Baze has spent the last 10 months in quiet retirement. But whether he likes it or not, his name still makes news, and his towering win total is unapproachable by any stretch of the imagination. He does, however, lend an ear once in a while to South America, where Jorge Ricardo has accumulated more than 12,000 winners in pursuit of the worldwide title.

At 55, Ricardo is these days only the third-most-famous Brazilian jockey, taking a backseat to international stars Joao Moreira and Silvestre de Sousa. The younger men are quick, however, to defer to Ricardo.

“He is unbelievable,” de Sousa said only a few years ago. “When I rode against him, I saw him do some amazing stuff. I remember I was drawn inside him in a race once, and the things I saw him do in less than a minute, I have never seen anyone ride like that.”

Ricardo had drawn within 32 winners of Baze when he went postward March 25 at Argentina’s Palermo Race Course in the second race on the card. Riding a horse named Fran Triomphe in the 1,400-meter turf event, Ricardo was battling for the lead from the inside as the field headed down the stretch when his mount suddenly veered left. Ricardo went airborne and landed hard on the inner rail, fracturing his left femur.

It was a fractured collarbone sustained a year ago at Golden Gate that put Baze on the fast track to retirement. He returned, won enough races to beat Juan Hernandez for the meet title, then walked away into the California sunset with nary a peek in the rearview mirror.

Ricardo has vowed to ride until he tops the Baze total. He came back from a shoulder fracture in 2013 to get this close, so I would take the man at his word. The femur is the largest bone in the body and takes a long time to heal. But like Charlie Whittingham always said, it’s a long way from his heart.

And Tyler, too

It was a good week for another branch of the widespread Baze family. Tyler Baze, Russell’s second cousin, cracked the green ceiling at Keeneland by winning the Grade 2 Elkhorn Stakes last Sunday with West Coast shipper Itsinthepost, the winner of the San Luis Rey at Santa Anita.

Baze has won races just about everywhere he has tried, but the Elkhorn was his first at Keeneland.

“It’s always been a dream,” he said.

Baze is 34 and no longer needs to be referred to as “Eclipse Award-winning apprentice,” which he was, but a long time ago. These days, he is in the thick of every title fight at Santa Anita and Del Mar, going head to head with Flavien Prat, Rafael Bejarano, and the rest of a solid West Coast room.

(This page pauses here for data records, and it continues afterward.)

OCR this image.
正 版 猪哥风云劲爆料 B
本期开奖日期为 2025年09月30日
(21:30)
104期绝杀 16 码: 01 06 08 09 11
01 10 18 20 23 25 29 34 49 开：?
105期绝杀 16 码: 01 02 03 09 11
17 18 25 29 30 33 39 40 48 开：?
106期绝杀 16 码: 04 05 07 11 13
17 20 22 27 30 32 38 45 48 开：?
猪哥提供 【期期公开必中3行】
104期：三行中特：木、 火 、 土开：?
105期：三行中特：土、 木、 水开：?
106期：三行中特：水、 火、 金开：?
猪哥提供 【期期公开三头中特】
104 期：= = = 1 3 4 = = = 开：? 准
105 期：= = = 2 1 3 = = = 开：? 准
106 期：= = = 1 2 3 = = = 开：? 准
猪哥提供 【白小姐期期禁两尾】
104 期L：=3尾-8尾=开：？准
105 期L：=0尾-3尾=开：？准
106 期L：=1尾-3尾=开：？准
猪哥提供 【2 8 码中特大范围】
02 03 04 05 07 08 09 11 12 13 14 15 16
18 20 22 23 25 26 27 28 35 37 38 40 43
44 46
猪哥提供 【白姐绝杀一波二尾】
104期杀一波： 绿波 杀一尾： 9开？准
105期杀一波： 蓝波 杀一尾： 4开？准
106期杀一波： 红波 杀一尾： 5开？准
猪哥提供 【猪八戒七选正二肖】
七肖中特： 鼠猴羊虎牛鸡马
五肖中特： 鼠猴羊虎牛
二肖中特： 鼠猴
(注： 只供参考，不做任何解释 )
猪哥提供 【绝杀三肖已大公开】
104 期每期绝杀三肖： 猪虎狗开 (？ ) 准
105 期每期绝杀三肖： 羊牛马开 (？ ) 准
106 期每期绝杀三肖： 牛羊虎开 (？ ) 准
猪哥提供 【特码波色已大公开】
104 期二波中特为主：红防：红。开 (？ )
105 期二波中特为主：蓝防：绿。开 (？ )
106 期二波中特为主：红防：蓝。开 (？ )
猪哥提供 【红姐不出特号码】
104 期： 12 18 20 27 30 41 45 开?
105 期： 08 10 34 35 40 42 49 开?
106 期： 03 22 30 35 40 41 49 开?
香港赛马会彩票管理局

If nothing else, the Elkhorn result deserved a “Man Bites Dog” kind of headline. California turf horses usually do not make much of a dent in Kentucky turf races these days. Californians rarely try the Elkhorn since it went from nine to 12 furlongs in 1996, and the last Westerner to win the Maker’s 46 Mile at Keeneland was Touch of the Blues for Neil Drysdale in 2002.

When Finnegans Wake and Peter Miller knocked off the Woodford Reserve Turf Classic at Churchill Downs in 2015, they were the first Western invaders since Beat Hollow in 2002 for Bobby Frankel.

Now that they have mastered Keeneland, chances are Baze and Itsinthepost could turn up in a 1 1/2-mile race near you. The 5-year-old son of American Post was bred in France but has been thoroughly Americanized by trainer Darrell Vienna and then Jeff Mullins, who took over upon Vienna’s retirement a year ago. Itsinthepost has run 10 times for Mullins, with four wins and five seconds, and Baze aboard each time.